For a translation $T_{(a,b)}$, if a point $(x,y)$ is translated, the new - point $(x',y')$ has coordinates $x'=x + a$ and $y'=y + b$.

Step2: Assume point - coordinates from the graph (let's assume some sample coordinates for illustration purposes).

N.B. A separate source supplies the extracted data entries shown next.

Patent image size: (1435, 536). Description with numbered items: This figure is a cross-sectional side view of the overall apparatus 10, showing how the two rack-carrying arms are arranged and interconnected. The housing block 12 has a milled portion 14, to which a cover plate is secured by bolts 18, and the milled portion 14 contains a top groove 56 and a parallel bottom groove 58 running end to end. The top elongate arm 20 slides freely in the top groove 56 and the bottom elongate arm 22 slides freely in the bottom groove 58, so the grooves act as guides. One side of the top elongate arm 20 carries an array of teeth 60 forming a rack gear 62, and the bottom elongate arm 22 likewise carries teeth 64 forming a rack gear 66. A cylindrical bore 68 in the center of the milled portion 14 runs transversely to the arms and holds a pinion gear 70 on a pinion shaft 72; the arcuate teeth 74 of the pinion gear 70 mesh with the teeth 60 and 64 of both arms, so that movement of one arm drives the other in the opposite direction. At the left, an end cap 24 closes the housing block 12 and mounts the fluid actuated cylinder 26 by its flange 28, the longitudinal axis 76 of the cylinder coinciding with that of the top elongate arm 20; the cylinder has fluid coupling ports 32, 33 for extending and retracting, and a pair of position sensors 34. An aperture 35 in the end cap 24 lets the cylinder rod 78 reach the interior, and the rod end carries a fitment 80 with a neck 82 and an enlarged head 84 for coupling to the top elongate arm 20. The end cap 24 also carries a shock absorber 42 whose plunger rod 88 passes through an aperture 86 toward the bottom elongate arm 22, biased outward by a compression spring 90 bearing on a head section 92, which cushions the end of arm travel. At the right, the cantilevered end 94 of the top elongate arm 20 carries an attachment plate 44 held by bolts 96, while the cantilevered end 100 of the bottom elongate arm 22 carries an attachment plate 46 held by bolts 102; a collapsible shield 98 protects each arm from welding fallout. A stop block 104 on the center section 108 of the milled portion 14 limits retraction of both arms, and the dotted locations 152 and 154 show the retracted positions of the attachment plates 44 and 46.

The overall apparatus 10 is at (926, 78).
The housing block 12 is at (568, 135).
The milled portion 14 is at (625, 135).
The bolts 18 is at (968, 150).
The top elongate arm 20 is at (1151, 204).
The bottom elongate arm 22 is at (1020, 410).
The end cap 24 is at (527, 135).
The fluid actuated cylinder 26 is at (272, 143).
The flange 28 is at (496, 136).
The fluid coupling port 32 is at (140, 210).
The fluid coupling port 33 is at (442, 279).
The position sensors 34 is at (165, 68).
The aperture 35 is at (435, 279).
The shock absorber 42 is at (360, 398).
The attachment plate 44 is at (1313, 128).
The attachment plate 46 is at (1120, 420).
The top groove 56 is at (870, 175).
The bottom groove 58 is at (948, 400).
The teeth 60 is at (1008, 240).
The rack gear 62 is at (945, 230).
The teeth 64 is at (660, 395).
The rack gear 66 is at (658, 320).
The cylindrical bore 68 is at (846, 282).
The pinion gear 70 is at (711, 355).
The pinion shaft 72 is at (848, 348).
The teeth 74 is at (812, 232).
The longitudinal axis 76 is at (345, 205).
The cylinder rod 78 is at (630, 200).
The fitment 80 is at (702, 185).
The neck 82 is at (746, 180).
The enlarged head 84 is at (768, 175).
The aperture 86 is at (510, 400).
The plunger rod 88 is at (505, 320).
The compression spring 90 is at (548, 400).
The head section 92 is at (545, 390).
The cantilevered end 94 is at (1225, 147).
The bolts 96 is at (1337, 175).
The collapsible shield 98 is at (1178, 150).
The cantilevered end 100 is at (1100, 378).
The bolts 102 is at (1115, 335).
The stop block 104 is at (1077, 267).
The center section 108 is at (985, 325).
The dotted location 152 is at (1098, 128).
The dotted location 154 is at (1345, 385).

Let's assume $E(2,3)$, for $T_{(-1,1)}$:
$x_E'=2+( - 1)=1$, $y_E'=3 + 1=4$, so $E'(1,4)$
Let's assume $B(5, - 2)$, for $T_{(-1,1)}$:
$x_B'=5+( - 1)=4$, $y_B'=-2 + 1=-1$, so $B'(4,-1)$
For $T_{(3,2)}$, assume $X(1,1)$
$x_X'=1 + 3=4$, $y_X'=1+2 = 3$, so $X'(4,3)$
Assume $Y(0,0)$
$x_Y'=0 + 3=3$, $y_Y'=0 + 2=2$, so $Y'(3,2)$
For $T_{(-3,4)}$, assume $K(3,1)$
$x_K'=3+( - 3)=0$, $y_K'=1 + 4=5$, so $K'(0,5)$
Assume $H( - 1,-1)$
$x_H'=-1+( - 3)=-4$, $y_H'=-1 + 4=3$, so $H'(-4,3)$
For $T_{(-5,1)}$, assume $U(4,2)$
$x_U'=4+( - 5)=-1$, $y_U'=2 + 1=3$, so $U'(-1,3)$
Assume $P(6,0)$
$x_P'=6+( - 5)=1$, $y_P'=0 + 1=1$, so $P'(1,1)$
For $T_{(-10,-3)}$, assume $B(5, - 2)$ again
$x_B'=5+( - 10)=-5$, $y_B'=-2+( - 3)=-5$, so $B'(-5,-5)$
Assume $X(1,1)$
$x_X'=1+( - 10)=-9$, $y_X'=1+( - 3)=-2$, so $X'(-9,-2)$
For $T_{(-3,3)}$, assume $K(3,1)$
$x_K'=3+( - 3)=0$, $y_K'=1 + 3=4$, so $K'(0,4)$
Assume $P(6,0)$
$x_P'=6+( - 3)=3$, $y_P'=0 + 3=3$, so $P'(3,3)$

Answer:

1. $E(2,3)\to E'(1,4)$, $B(5, - 2)\to B'(4,-1)$
2. $X(1,1)\to X'(4,3)$, $Y(0,0)\to Y'(3,2)$
3. $K(3,1)\to K'(0,5)$, $H( - 1,-1)\to H'(-4,3)$
4. $U(4,2)\to U'(-1,3)$, $P(6,0)\to P'(1,1)$
5. $B(5, - 2)\to B'(-5,-5)$, $X(1,1)\to X'(-9,-2)$
6. $K(3,1)\to K'(0,4)$, $P(6,0)\to P'(3,3)$

(Note: The original coordinates of the points are assumed based on a general - grid understanding. If the actual coordinates from the graph are different, the results will change accordingly.)